National Center for Lesbian Rights

Cases & Advocacy

Ely v. Saul Amicus

Status: Open

Outcome: Pending

Location: California, Arizona, Nationwide

Jurisdiction + Case Number: Ninth Circuit Court of Appeals, Nos. 20-16427, 20-16426, 20-16445

In February 2021, NCLR and GLBTQ Legal Advocates & Defenders (GLAD) filed amicus briefs in the Ninth Circuit Court of Appeals urging the court to affirm rulings in favor of same-sex surviving spouses who had been denied Social Security survivor benefits. The cases are Ely v. Saul, Driggs v. Saul, and Schmoll v. Saul.

The cases were brought by same-sex surviving spouses who were denied Social Security survivor benefits. Although the couples had been together for decades, they were barred from marriage for many years due to unconstitutional state marriage laws. The Social Security Administration denied them survivor benefits because their marriages did not satisfy the requirement that spouses be married for at least nine months before the wage earner’s death. Plaintiff Michael Ely and his husband, for example, were in a committed relationship since 1971 and had a commitment ceremony in 2007. They married in 2014, weeks after Arizona began allowing same-sex couples to marry. Mr. Ely’s husband passed away seven months later, and the Social Security Administration denied Mr. Ely spousal survivor benefits. The lawsuits argue that the denial of survivor benefits to same-sex surviving spouses based on the marriage duration requirement is unconstitutional where discriminatory state laws prevented the couples from marrying. In 2020, district courts in Arizona and California ruled in favor of the surviving spouses, and the court in Ely v. Saul certified a nationwide class action. The Social Security Administration appealed.

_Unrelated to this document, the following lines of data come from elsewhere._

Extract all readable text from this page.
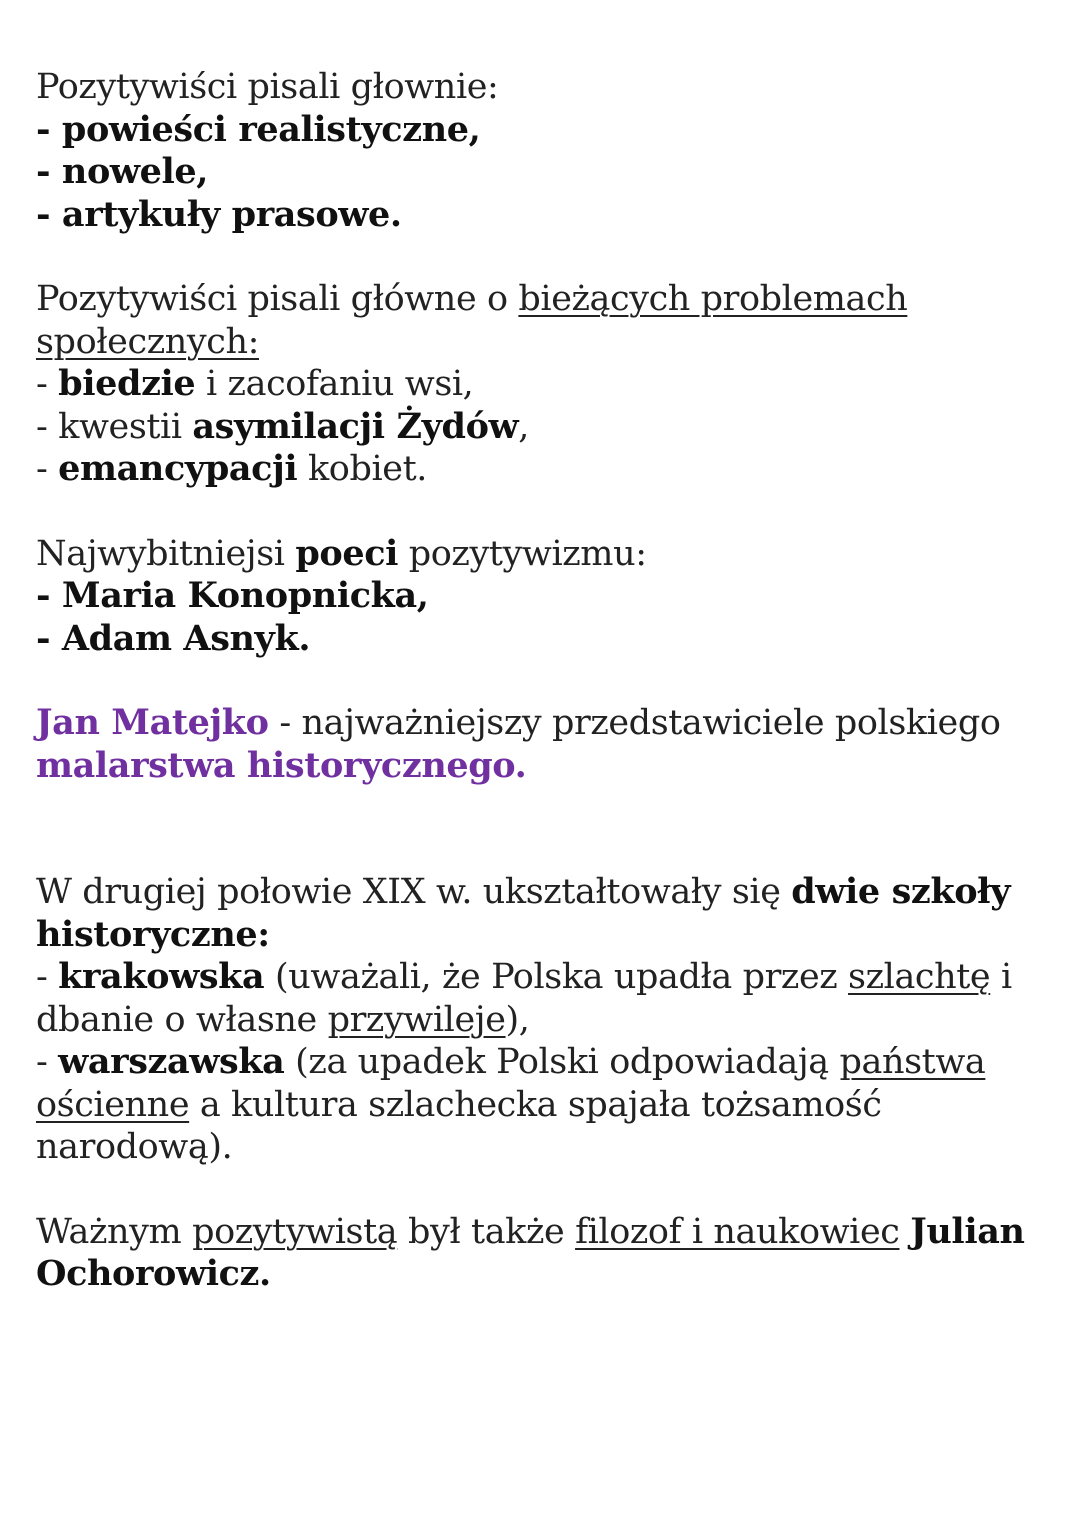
Pozytywiści pisali głownie:
- powieści realistyczne,
- nowele,
- artykuły prasowe.
Pozytywiści pisali główne o bieżących problemach
społecznych:
- biedzie i zacofaniu wsi,
- kwestii asymilacji Żydów,
- emancypacji kobiet.
Najwybitniejsi poeci pozytywizmu:
- Maria Konopnicka,
- Adam Asnyk.
Jan Matejko - najważniejszy przedstawiciele polskiego
malarstwa historycznego.
W drugiej połowie XIX w. ukształtowały się dwie szkoły
historyczne:
- krakowska (uważali, że Polska upadła przez szlachtę i
dbanie o własne przywileje),
- warszawska (za upadek Polski odpowiadają państwa
ościenne a kultura szlachecka spajała tożsamość
narodową).
Ważnym pozytywistą był także filozof i naukowiec Julian
Ochorowicz.
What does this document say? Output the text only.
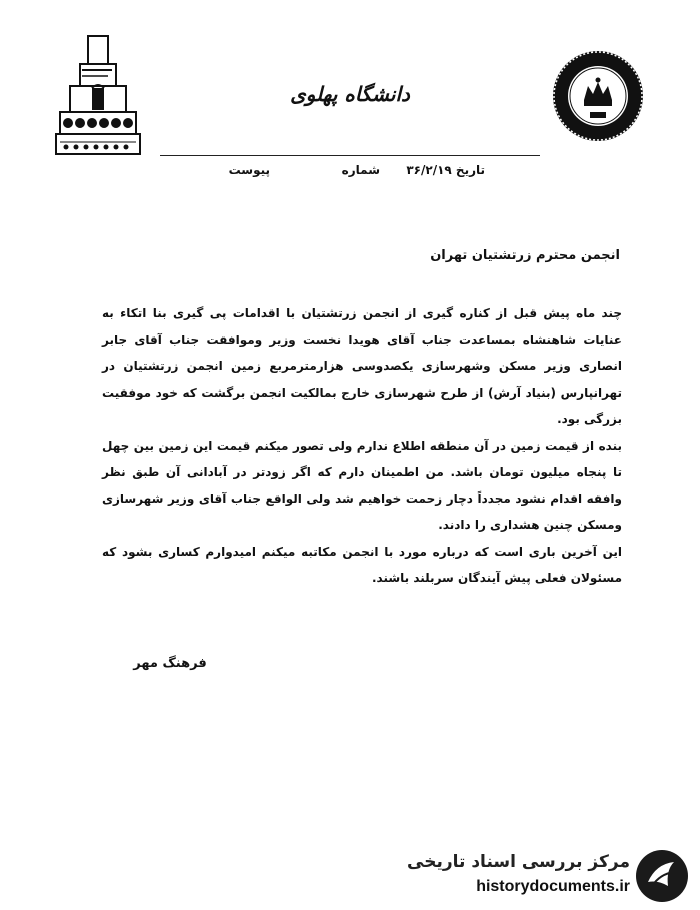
دانشگاه پهلوی
تاریخ ۳۶/۲/۱۹
شماره
پیوست
انجمن محترم زرتشتیان تهران

چند ماه پیش قبل از کناره گیری از انجمن زرتشتیان با اقدامات پی گیری بنا اتکاء به عنایات شاهنشاه بمساعدت جناب آقای هویدا نخست وزیر وموافقت جناب آقای جابر انصاری وزیر مسکن وشهرسازی یکصدوسی هزارمترمربع زمین انجمن زرتشتیان در تهرانپارس (بنیاد آرش) از طرح شهرسازی خارج بمالکیت انجمن برگشت که خود موفقیت بزرگی بود.

بنده از قیمت زمین در آن منطقه اطلاع ندارم ولی تصور میکنم قیمت این زمین بین چهل تا پنجاه میلیون تومان باشد. من اطمینان دارم که اگر زودتر در آبادانی آن طبق نظر وافقه اقدام نشود مجدداً دچار زحمت خواهیم شد ولی الواقع جناب آقای وزیر شهرسازی ومسکن چنین هشداری را دادند.

این آخرین باری است که درباره مورد با انجمن مکاتبه میکنم امیدوارم کساری بشود که مسئولان فعلی پیش آیندگان سربلند باشند.

فرهنگ مهر
مرکز بررسی اسناد تاریخی
historydocuments.ir
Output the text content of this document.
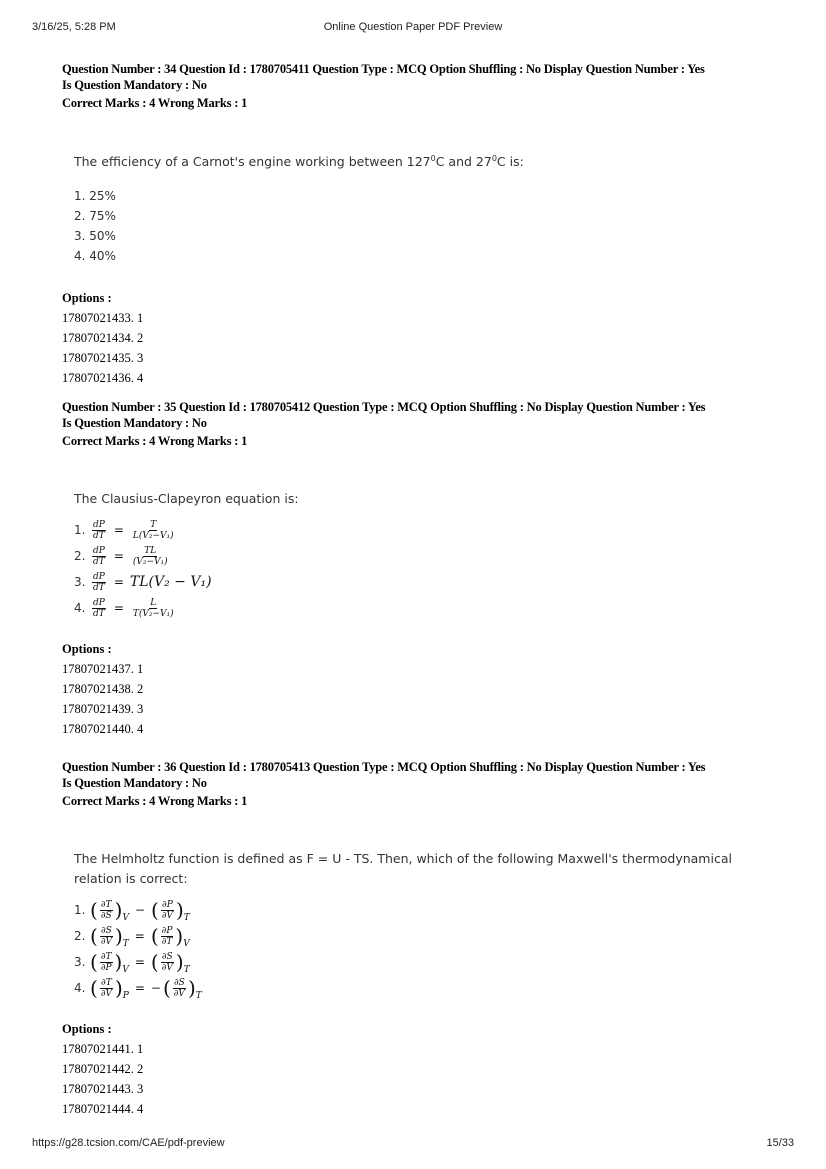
3/16/25, 5:28 PM	Online Question Paper PDF Preview
Question Number : 34 Question Id : 1780705411 Question Type : MCQ Option Shuffling : No Display Question Number : Yes
Is Question Mandatory : No
Correct Marks : 4 Wrong Marks : 1
The efficiency of a Carnot's engine working between $127^0C$ and $27^0C$ is:
1. 25%
2. 75%
3. 50%
4. 40%
Options :
17807021433. 1
17807021434. 2
17807021435. 3
17807021436. 4
Question Number : 35 Question Id : 1780705412 Question Type : MCQ Option Shuffling : No Display Question Number : Yes
Is Question Mandatory : No
Correct Marks : 4 Wrong Marks : 1
The Clausius-Clapeyron equation is:
1. $\frac{dP}{dT} = \frac{T}{\text{L(V₂−V₁)}}$
2. $\frac{dP}{dT} = \frac{TL}{\text{(V₂−V₁)}}$
3. $\frac{dP}{dT} = TL(V_2 - V_1)$
4. $\frac{dP}{dT} = \frac{L}{\text{T(V₂−V₁)}}$
Options :
17807021437. 1
17807021438. 2
17807021439. 3
17807021440. 4
Question Number : 36 Question Id : 1780705413 Question Type : MCQ Option Shuffling : No Display Question Number : Yes
Is Question Mandatory : No
Correct Marks : 4 Wrong Marks : 1
The Helmholtz function is defined as F = U - TS. Then, which of the following Maxwell's thermodynamical relation is correct:
1. ( $\frac{\partial T}{\partial S}$ ) V
− ( $\frac{\partial P}{\partial V}$ ) T
2. ( $\frac{\partial S}{\partial V}$ ) T
= ( $\frac{\partial P}{\partial T}$ ) V
3. ( $\frac{\partial T}{\partial P}$ ) V
= ( $\frac{\partial S}{\partial V}$ ) T
4. ( $\frac{\partial T}{\partial V}$ ) P
= − ( $\frac{\partial S}{\partial V}$ ) T
Options :
17807021441. 1
17807021442. 2
17807021443. 3
17807021444. 4
https://g28.tcsion.com/CAE/pdf-preview	15/33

The amicus briefs from NCLR and GLAD urge the Ninth Circuit to affirm the district courts’ rulings. The briefs argue that the Social Security Administration’s reliance on unconstitutional marriage laws to determine eligibility for survivor benefits repeats the constitutional violations condemned in Obergefell v. Hodges, and that the remedy in Ely will be straightforward and easy to implement.